Youth in Colombia continue to be trapped by a range of armed groups, which use everything from bribery to death threats to get them into their ranks, a new report finds.
The report – published in February by the Colombian Organized Crime Observatory, a partnership between InSight Crime and Bogotá-based Universidad del Rosario – looks at the span of child recruitment in Colombia, where all but two departments registered cases between 2017 and 2020.
Child recruitment has been climbing since the signing of the government’s 2016 peace accords with the now-extinct Revolutionary Armed Forces of Colombia (Fuerzas Armadas Revolucionarias de Colombia – FARC), once Colombia’s largest guerrilla group, the report’s author, Mathew Charles, found.
For his research, Charles used extensive fieldwork, databases of several nongovernmental organizations, and the published records of local government and police offices. Child recruitment has only worsened amid the pandemic, which shut down schools and other activities while giving irregular armed groups greater control of territories as resources were shifted elsewhere.
Below, InSight Crime unpacks five key takeaways from the publication.
By the Numbers
Concentrating primarily on boys between the ages of 12 to 15, armed groups reportedly recruited 1,020 youths during the four years of the study, though this number is undoubtedly far higher, considering that many victims and their families choose not to report such activity.
Mired in conflict due to their location along drug supply lines, the departments of Córdoba, Antioquia and Chocó accounted for nearly half of all incidents recorded.
Indigenous and Afro-Colombian communities were at the greatest risk for child recruitment. Minors were used as local guides or simply additional soldiers, the report found.
Key Drivers of Recruitment
Without question, competition for territorial control is the main catalyst for illicit recruitment, as armed groups turn to children and adolescents to boost their numbers.
Conflicts driving illicit recruitment included the National Liberation Army (Ejército de Liberación Nacional – ELN) guerrilla force battling the Urabeños drug clan in the northwestern department of Chocó. And dissidents with the FARC drew upon minors in their fight with military forces in the department of Meta.
The report noted that such rivalries did not necessarily have to be violent to spur child recruitment. For example, in the municipality of San José de Guaviare, FARC dissidents compete with the Urabeños and other armed groups for control of valuable drug trafficking routes into Venezuela and Brazil.

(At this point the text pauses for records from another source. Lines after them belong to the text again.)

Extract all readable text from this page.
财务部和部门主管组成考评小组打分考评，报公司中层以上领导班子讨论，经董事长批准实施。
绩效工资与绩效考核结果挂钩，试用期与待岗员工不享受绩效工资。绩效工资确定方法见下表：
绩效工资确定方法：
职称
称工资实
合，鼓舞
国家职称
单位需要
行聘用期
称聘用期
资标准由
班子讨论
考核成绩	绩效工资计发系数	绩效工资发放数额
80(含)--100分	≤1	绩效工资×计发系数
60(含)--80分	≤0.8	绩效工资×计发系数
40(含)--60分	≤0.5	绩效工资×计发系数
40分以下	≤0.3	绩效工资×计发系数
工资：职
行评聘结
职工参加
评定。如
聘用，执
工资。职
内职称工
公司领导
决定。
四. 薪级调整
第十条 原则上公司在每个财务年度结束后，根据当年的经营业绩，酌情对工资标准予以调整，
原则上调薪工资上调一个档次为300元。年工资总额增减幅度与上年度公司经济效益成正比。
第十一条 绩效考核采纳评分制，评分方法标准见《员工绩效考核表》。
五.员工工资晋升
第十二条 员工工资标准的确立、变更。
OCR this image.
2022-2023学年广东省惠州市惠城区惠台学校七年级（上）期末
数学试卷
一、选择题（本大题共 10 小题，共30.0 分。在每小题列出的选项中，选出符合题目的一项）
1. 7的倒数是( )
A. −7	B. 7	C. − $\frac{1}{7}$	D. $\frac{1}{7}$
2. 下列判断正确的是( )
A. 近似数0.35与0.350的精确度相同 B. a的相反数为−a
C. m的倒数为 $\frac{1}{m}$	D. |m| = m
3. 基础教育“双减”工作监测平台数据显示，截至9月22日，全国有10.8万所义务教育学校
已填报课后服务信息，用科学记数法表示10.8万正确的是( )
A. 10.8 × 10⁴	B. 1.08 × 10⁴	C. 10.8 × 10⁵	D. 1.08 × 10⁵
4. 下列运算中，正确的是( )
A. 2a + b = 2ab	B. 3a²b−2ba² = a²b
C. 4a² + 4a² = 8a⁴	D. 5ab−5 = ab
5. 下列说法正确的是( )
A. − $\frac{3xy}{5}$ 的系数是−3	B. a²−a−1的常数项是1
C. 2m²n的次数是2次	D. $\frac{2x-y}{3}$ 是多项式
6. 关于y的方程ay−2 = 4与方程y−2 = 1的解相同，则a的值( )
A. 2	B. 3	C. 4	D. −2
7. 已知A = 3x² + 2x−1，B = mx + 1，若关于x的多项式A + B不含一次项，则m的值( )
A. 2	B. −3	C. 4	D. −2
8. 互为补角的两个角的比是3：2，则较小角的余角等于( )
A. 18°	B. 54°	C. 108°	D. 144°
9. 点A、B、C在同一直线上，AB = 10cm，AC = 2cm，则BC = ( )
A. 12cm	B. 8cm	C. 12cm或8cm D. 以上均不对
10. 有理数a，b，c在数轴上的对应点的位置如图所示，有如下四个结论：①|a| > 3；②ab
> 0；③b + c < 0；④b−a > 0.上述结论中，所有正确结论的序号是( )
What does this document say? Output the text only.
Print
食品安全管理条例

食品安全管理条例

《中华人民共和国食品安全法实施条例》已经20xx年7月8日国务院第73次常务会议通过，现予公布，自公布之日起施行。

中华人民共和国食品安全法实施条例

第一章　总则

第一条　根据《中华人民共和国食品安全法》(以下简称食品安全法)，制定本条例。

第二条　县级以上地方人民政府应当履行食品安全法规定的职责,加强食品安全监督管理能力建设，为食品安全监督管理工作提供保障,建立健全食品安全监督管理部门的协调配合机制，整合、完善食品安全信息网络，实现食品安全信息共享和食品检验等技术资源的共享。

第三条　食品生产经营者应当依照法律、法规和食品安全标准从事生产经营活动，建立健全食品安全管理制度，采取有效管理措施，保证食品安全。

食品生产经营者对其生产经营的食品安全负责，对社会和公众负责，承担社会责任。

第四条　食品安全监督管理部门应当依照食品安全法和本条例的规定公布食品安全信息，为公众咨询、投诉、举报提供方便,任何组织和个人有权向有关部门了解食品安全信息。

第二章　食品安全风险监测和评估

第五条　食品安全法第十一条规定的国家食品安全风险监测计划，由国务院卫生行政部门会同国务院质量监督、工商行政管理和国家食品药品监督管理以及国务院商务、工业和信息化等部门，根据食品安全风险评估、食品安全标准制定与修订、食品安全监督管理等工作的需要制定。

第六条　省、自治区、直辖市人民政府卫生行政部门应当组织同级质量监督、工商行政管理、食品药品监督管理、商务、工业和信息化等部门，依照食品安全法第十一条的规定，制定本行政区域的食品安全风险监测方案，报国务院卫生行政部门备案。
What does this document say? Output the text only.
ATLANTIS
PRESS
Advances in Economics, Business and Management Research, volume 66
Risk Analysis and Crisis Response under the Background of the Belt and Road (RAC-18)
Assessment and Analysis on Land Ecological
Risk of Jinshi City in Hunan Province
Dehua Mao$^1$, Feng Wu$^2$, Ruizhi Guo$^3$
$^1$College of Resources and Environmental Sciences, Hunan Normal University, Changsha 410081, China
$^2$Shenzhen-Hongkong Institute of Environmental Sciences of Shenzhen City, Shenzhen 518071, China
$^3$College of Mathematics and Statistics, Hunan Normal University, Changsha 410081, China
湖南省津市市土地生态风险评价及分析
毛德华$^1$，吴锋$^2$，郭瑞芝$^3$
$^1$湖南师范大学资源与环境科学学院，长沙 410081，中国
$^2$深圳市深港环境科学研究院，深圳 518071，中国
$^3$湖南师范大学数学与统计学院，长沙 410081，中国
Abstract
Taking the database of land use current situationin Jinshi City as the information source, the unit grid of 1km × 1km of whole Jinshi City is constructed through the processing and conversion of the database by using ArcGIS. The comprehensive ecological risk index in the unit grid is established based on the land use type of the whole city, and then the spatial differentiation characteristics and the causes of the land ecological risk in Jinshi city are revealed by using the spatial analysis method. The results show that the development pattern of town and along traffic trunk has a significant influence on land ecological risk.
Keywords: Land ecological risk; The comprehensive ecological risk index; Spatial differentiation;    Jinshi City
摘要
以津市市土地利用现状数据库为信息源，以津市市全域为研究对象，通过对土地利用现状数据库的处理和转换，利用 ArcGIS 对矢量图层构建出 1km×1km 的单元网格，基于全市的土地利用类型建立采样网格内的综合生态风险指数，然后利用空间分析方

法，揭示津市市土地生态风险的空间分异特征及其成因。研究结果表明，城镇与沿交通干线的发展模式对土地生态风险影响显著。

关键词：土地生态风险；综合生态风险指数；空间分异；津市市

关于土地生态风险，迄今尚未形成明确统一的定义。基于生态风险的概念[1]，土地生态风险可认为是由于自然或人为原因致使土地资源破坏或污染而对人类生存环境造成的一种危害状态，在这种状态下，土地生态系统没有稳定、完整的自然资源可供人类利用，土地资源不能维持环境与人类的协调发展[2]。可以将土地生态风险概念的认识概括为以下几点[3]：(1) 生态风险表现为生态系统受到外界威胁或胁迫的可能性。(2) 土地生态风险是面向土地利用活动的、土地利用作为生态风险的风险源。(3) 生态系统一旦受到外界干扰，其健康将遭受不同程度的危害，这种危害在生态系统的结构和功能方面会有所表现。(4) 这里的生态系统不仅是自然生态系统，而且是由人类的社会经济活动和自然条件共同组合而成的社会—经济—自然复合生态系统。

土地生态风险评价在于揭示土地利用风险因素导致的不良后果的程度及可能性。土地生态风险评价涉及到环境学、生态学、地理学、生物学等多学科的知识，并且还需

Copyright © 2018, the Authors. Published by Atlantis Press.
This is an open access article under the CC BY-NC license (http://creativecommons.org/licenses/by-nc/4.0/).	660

A tacit peace agreement exists in this zone, with the groups having divvied up the various routes, yet the area still ranked in the top five Colombian municipalities for recruitment of minors.
The Recruiter’s Playbook
To this day, coercion and death threats remain common forms of recruitment, especially in areas where armed actors lack the tools or time to entice youths. Their modus operandi depends entirely on the region, adapting to the resources and level of social control that a group exercises over a community.
Methods employed by armed groups included offering money, drugs, alcohol, clothes, motorcycles or weapons. The groups have even organized soccer tournaments. Individuals, both male and female, have also received offers of sex from older members.
One former recruit put it simply: “I saw that they lived comfortably, with motorcycles and money. For that reason, I decided to go with them to the mountains.”
Indeed, financial incentives appear to have increased as the average payment to recruited youths used to hover at around $380, but as the report found, those numbers have jumped to roughly $964 in Tumaco.
In regions where poverty and minimal state presence leave young people with few alternatives, such incentives can be more than enough to spur enlistment.
Beyond the Countryside
Though often framed as a predominantly rural issue, urban youth are also preyed upon. The cities of Montería and Medellín are ranked among the top ten municipalities for recruitment cases nationwide.
Links among large-scale trafficking organizations and local gangs drive this recruitment.
“Violent, armed non-state groups are forming ever-more alliances with urban gangs to assist them in trafficking and selling drugs,” the report states.
Magnified by the Pandemic
The Covid-19 pandemic created ideal conditions for armed groups to lure minors into their ranks.
The health crisis and prolonged quarantine orders due to the pandemic increased poverty, and allowed armed groups to boost their social control in many communities.
The shutdown of schools in rural areas meant that children, many of whom lacked internet access and computers, were left to fend for themselves. The free time and lack of supervision provided them with ample opportunities to carry out assignments for armed groups.
The report cited one example in the department of Córdoba in which the Urabeños drug gang allegedly stole portable computers that had been sent to a local school to prevent the students from attending classes online.